The Earth is a very small stage in a vast cosmic arena. Think of the endless cruelties visited by the inhabitants of one corner of this pixel on the scarcely distinguishable inhabitants of some other corner, how frequent their misunderstandings, how
eager they are to kill one another, how fervent their hatreds. Think of the rivers of blood spilled by all those generals and emperors so that, in glory and triumph, they could become the momentary masters of a fraction of a dot.
Our posturings, our imagined self-importance, the delusion that we have some privileged position in the Universe, are challenged by this point of pale light. Our planet is a lonely speck in the great enveloping cosmic dark. In our
obscurity, in all this vastness, there is no hint that help will come from elsewhere to save us from
ourselves.
The Earth is the only world known so far to harbor life. There is nowhere else, at least in the near future, to which our species could
migrate. Visit, yes. Settle, not yet. Like it or not, for the moment the Earth is where we make our stand.
It has been said that astronomy is a humbling and character-building
experience. There is perhaps no better demonstration of the folly of human conceits than this distant image of our tiny world.
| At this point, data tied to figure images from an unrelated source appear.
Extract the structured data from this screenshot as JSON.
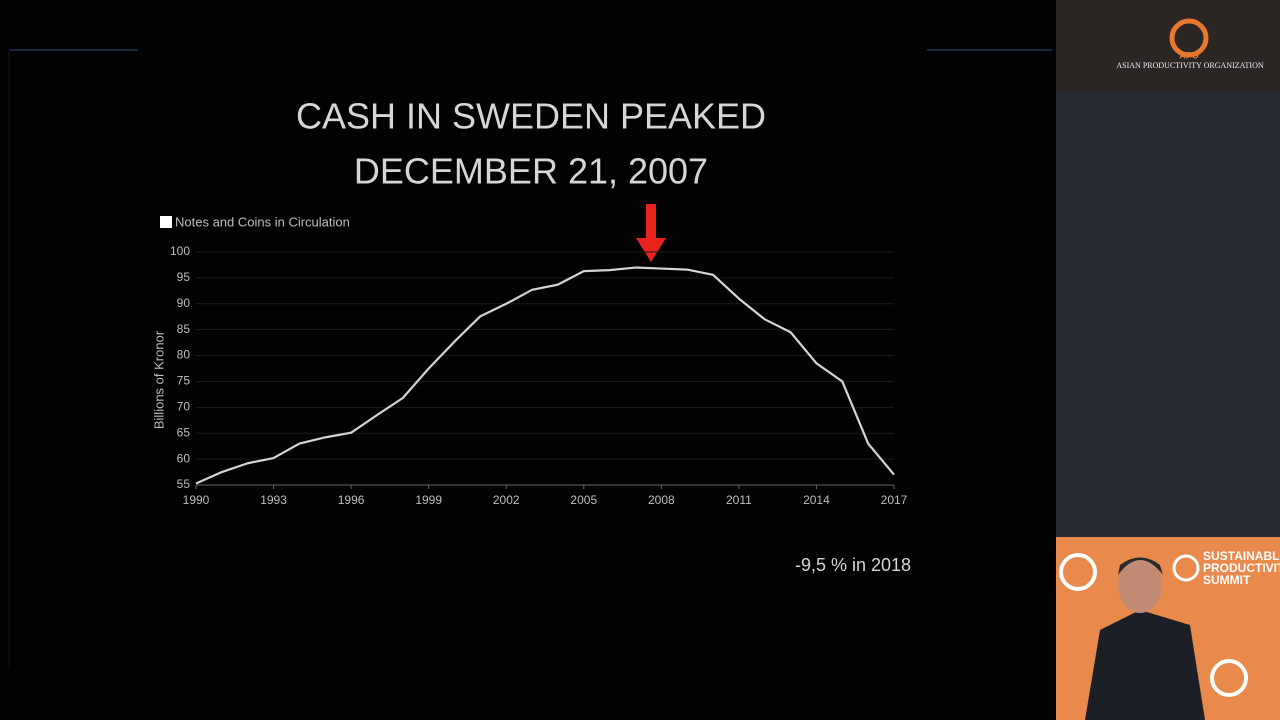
{
  "chart_data": {
    "type": "line",
    "title_lines": [
      "CASH IN SWEDEN PEAKED",
      "DECEMBER 21, 2007"
    ],
    "ylabel": "Billions of Kronor",
    "annotation": "-9,5 % in 2018",
    "x": [
      1990,
      1991,
      1992,
      1993,
      1994,
      1995,
      1996,
      1997,
      1998,
      1999,
      2000,
      2001,
      2002,
      2003,
      2004,
      2005,
      2006,
      2007,
      2008,
      2009,
      2010,
      2011,
      2012,
      2013,
      2014,
      2015,
      2016,
      2017
    ],
    "series": [
      {
        "name": "Notes and Coins in Circulation",
        "color": "#d4d4d4",
        "values": [
          55.3,
          57.5,
          59.2,
          60.2,
          63,
          64.2,
          65.1,
          68.5,
          71.8,
          77.5,
          82.7,
          87.6,
          90,
          92.7,
          93.7,
          96.3,
          96.5,
          97,
          96.8,
          96.6,
          95.6,
          91,
          87,
          84.5,
          78.5,
          75,
          63,
          57
        ]
      }
    ],
    "xlim": [
      1990,
      2017
    ],
    "xticks": [
      1990,
      1993,
      1996,
      1999,
      2002,
      2005,
      2008,
      2011,
      2014,
      2017
    ],
    "ylim": [
      55,
      100
    ],
    "yticks": [
      55,
      60,
      65,
      70,
      75,
      80,
      85,
      90,
      95,
      100
    ],
    "grid": true
  },
  "sidebar": {
    "logo": "APO",
    "organization": "ASIAN PRODUCTIVITY ORGANIZATION",
    "summit_lines": [
      "SUSTAINABLE",
      "PRODUCTIVITY",
      "SUMMIT"
    ]
  }
}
To me, it
underscores our responsibility to deal more kindly with one another,
and to preserve and cherish the pale blue dot, the only home we’ve ever known
.”
I was greatly moved by the speech when I read it. If only you understand the intensity of the words said by him, you’d know that there’s something new born inside of you. Let’s help making a united world, where our descendants would sing an anthem for The ‘United Nations Of Earth.’